His breath catches, and he nestles back into me. But the shift is his scent isn’t arousal this time. It’s…
Safety. Contentment. Vulnerability.
I’m learning his scent, all the intricacies of it. The compounds are too volatile, too subjective to study, but there’s early evidence that for alphas and omegas, pheromones enable complex communication. That said, I have all the evidence I need sitting here in my lap. I wonder if his sense of smell is as sharp as mine, or if mine’s enhanced by all the years my beast has spent bubbling right under the surface.
Last night was…
Fuck,he looked pretty, all scratched up and dazed out.
To not gnaw through that collar, to not take him anyway,was… impossible.
The hardest thing I’ve ever done.
I can’t do it again.
And what he said yesterday…I love… everything you do to me.
I don’t think Jamie even realized, I don’t think he had any intention of following those first two words with that one, singular word that would change everything, but… still. Those first two words scared me.
It’s dangerous if he falls for me like that.
But not nearly as dangerous as if I fall for him.
So I’m distracting myself with Jamie’s pleasure, focusing on the present, on every little scent and twitch and sound, etching it all into memory.

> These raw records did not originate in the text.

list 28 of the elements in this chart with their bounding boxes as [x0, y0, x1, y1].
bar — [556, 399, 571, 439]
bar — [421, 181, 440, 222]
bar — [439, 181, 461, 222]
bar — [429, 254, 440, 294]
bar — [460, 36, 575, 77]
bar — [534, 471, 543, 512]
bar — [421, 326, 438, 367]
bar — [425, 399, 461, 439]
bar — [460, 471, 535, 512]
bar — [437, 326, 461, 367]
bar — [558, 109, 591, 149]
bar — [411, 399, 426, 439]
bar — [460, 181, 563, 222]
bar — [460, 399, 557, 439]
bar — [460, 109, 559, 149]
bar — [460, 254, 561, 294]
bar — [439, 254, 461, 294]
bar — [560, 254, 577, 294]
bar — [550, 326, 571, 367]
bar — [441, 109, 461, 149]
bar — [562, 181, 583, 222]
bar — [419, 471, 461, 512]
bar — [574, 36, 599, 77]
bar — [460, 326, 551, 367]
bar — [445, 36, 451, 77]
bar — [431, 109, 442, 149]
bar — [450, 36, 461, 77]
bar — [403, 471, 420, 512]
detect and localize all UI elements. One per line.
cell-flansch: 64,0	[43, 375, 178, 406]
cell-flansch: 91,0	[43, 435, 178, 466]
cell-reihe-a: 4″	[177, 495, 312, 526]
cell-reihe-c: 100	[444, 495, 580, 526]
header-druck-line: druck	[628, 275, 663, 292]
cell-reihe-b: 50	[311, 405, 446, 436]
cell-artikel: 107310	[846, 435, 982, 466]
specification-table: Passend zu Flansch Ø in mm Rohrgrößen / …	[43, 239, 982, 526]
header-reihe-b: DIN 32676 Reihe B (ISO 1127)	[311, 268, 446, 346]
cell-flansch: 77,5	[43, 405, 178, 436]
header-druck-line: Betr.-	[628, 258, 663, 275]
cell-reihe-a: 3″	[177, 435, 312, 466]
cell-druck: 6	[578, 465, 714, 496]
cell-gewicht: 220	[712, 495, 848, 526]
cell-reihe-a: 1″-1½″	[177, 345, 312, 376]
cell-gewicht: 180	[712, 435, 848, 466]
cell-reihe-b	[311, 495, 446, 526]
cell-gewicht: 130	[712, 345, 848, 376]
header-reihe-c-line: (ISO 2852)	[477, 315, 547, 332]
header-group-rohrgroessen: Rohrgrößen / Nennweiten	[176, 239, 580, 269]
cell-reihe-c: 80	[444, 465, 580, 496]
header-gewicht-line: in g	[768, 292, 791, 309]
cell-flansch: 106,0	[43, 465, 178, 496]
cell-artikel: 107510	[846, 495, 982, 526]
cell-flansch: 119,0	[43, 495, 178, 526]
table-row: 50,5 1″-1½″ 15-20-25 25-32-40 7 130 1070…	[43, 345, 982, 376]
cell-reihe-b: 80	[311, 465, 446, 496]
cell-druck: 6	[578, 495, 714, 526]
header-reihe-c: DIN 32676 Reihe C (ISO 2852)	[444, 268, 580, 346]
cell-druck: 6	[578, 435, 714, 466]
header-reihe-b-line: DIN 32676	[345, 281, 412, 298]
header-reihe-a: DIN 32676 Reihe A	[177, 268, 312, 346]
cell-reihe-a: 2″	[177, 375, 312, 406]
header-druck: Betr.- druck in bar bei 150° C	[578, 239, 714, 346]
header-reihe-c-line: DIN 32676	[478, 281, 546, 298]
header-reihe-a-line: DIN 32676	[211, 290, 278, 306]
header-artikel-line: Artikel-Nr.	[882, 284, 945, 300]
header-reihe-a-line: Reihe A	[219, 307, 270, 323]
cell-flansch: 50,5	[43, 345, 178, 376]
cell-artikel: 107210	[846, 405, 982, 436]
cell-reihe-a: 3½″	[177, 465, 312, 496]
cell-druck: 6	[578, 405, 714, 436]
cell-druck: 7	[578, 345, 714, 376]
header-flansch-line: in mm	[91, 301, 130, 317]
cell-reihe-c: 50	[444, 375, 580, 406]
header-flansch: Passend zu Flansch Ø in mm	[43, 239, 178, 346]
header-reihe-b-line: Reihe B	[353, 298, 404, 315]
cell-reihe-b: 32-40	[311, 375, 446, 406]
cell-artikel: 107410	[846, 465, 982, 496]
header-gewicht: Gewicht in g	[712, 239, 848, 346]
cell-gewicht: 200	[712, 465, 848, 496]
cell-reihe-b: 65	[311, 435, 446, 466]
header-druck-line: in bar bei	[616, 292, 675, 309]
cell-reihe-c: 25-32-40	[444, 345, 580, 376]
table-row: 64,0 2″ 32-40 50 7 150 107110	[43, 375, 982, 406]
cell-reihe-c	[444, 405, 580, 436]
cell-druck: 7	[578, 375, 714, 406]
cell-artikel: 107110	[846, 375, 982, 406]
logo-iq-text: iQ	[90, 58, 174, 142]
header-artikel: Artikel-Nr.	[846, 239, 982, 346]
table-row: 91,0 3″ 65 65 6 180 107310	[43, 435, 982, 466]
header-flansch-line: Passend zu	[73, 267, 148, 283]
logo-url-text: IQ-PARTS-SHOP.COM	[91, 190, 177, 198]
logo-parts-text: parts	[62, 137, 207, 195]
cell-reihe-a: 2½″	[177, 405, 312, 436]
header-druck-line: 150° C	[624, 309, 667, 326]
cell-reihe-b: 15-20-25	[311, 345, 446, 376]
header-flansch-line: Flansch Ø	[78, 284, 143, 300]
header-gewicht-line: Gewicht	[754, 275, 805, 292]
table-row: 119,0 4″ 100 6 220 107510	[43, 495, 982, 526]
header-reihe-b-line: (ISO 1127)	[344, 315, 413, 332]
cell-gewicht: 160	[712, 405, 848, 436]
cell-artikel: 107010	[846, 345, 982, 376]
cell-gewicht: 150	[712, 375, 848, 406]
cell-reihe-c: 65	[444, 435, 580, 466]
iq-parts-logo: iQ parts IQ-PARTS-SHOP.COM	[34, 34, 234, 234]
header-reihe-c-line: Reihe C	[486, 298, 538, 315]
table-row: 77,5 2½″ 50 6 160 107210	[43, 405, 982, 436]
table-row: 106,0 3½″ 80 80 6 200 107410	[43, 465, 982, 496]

Because at the end of this week, memories will be all I have.
Chapter 47
JAMIE
Morgan and I sit in one of the mansion’s dozen living rooms. She reads as I watch Home Wreck Fixer on a TV that rose up out of the floor with the flip of a switch. Our libidos finally settle out, and we nestle into each other.
Then I feel it—like a twist of vertigo, a sinking that makes every limb twice as heavy.
Shit. I spoke too soon. I’m crashing.
Shame churns in my gut. I should have known it was coming.
That unmistakable feeling of abject dread.
“I, um, I’m just going to run to the bathroom,” I say, and Morgan nods, giving me an affectionate look.
“Don’t be too long,” she teases.
I smile, nod, and keep my pace natural as I head towards the hall. Then I walk faster, crossing over to the other side of the estate—half because I’m already utterly lost and I forget which door is the bathroom, and half because I need distance between us.
Before it happens.
Before I break.
I open a door to find a bedroom I haven’t seen before, but Morgan said each one has an attached bathroom, so I push through and find the door on the other side. I lock it behind me as I step into a bathroom crafted entirely of flowing white-and-purple-veined marble.
With every step away from Morgan, the temperature seemed to drop another degree. While I was still moving, I could distract myself, but now there’s no stopping it—I’m shaking, shivering, freezing.
I curl in on myself, sinking onto the microfiber bathmat, yearning for the familiar scent of my bed back home—not my apartment, where the mattress still smells vaguely of polymer, but Pleasantwood, the only place I’ve ever felt truly safe.
The tears hit in a violent wave—ugly, deep, agonizing. This isn’t just the aching, unbearable loneliness.